False Positives, Triage, and Workflows
- One camp claims AI-generated reports are mostly noise and that sorting them would take months.
- Others counter with recent data from kernel and other projects that AI-found bugs are now “mostly correct,” though volume forced maintainers to add reviewers.
- A common pattern: multi-stage pipelines where:
- First pass finds candidate bugs.
- Second pass (often another LLM) tries to reproduce, validate, and write tests/PoCs.
- Only validated findings reach humans.
Costs, Tokens, and Enterprise Concerns
- Individuals report modest costs (tens to hundreds of dollars) for deep audits; but exhaustive scanning of huge systems with top-tier models could run into six figures.
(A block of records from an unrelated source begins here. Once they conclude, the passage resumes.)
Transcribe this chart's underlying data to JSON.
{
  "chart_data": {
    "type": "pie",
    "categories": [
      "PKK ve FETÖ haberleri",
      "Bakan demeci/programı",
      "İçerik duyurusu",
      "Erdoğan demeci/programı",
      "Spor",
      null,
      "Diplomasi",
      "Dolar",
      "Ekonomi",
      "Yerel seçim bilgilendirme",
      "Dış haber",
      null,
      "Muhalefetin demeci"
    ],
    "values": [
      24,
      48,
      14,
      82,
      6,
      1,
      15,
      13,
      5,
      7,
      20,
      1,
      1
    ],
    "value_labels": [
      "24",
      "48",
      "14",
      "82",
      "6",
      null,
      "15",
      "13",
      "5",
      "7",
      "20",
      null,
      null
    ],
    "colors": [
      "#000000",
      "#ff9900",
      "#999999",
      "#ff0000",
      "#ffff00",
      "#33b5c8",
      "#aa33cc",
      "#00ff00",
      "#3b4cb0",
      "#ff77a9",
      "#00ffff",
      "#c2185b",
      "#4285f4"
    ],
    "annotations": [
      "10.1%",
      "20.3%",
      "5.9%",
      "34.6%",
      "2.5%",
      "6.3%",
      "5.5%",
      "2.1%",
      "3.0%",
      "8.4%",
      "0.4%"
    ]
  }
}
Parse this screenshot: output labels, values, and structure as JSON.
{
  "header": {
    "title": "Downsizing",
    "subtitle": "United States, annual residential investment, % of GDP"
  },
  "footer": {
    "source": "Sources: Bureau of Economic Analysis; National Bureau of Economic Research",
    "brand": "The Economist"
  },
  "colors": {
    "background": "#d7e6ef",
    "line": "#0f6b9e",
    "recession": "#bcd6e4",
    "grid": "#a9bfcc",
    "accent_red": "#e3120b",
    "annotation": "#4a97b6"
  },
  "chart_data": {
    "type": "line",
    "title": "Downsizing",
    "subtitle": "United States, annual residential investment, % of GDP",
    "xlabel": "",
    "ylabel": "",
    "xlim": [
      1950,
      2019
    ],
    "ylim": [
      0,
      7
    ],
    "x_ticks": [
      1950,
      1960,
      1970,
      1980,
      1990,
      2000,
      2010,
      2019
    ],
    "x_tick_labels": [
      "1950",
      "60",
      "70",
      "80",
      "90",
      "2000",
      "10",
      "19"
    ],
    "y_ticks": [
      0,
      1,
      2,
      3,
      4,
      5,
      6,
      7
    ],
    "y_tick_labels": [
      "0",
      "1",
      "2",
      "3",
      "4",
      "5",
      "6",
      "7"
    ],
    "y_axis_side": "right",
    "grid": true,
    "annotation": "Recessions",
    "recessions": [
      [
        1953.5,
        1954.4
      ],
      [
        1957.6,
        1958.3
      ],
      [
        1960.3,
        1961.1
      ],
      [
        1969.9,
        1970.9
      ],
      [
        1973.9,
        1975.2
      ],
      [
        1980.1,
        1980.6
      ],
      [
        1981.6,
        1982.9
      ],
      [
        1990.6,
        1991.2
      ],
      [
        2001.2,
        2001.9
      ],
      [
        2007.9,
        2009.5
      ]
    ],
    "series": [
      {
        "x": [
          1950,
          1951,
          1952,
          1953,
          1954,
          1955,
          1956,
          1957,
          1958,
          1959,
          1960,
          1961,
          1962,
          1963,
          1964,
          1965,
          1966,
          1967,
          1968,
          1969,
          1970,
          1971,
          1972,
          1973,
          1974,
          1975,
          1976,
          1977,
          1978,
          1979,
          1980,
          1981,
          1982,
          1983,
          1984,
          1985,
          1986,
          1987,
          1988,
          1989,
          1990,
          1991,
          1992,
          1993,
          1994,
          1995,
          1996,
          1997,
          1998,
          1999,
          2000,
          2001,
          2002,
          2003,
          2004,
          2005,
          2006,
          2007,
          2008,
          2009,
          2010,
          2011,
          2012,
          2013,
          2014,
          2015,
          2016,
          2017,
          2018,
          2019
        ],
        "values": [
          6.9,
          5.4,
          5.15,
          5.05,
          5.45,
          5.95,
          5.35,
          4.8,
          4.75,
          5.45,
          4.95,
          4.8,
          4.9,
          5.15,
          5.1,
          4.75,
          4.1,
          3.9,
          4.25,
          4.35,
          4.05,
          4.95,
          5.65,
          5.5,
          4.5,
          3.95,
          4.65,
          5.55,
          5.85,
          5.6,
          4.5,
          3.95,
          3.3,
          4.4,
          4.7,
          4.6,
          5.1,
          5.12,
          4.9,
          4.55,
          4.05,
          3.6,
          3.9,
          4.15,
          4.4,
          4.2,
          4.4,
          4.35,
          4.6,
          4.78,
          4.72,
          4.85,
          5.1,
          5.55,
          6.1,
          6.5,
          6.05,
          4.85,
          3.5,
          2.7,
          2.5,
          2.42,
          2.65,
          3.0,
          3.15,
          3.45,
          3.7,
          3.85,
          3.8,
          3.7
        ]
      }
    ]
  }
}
- Enterprise execs track AI spend closely and worry about scaling costs; they also navigate consumer vs commercial terms-of-service.
- Others argue the only meaningful metric is ROI vs human labor and the cost of missed vulnerabilities.
Open vs Closed Source and Security Landscape
- For popular OSS (Linux, etc.), LLMs likely saw much of the code during training, which may boost effectiveness.
- There’s disagreement over how well LLMs will work on decompiled/closed-source binaries, but several anecdotes suggest they can already reason surprisingly well over assembly/hex dumps.
- Some foresee an “avalanche” of 0-days in proprietary software; others stress that attackers and defenders both gain power.
Community Attitudes and Hype
- Thread shows a sharp split:
- Enthusiasts describe LLMs as “insanely good” recently, especially for code review and bug-hunting.
- Skeptics emphasize hallucinations, mediocre AI-generated code, and earlier experiences with spammy AI bug reports.
- Several note a cultural lag: many developers haven’t tried modern tools seriously, while maintainers have moved from banning AI slop to finding AI-assisted reports genuinely useful.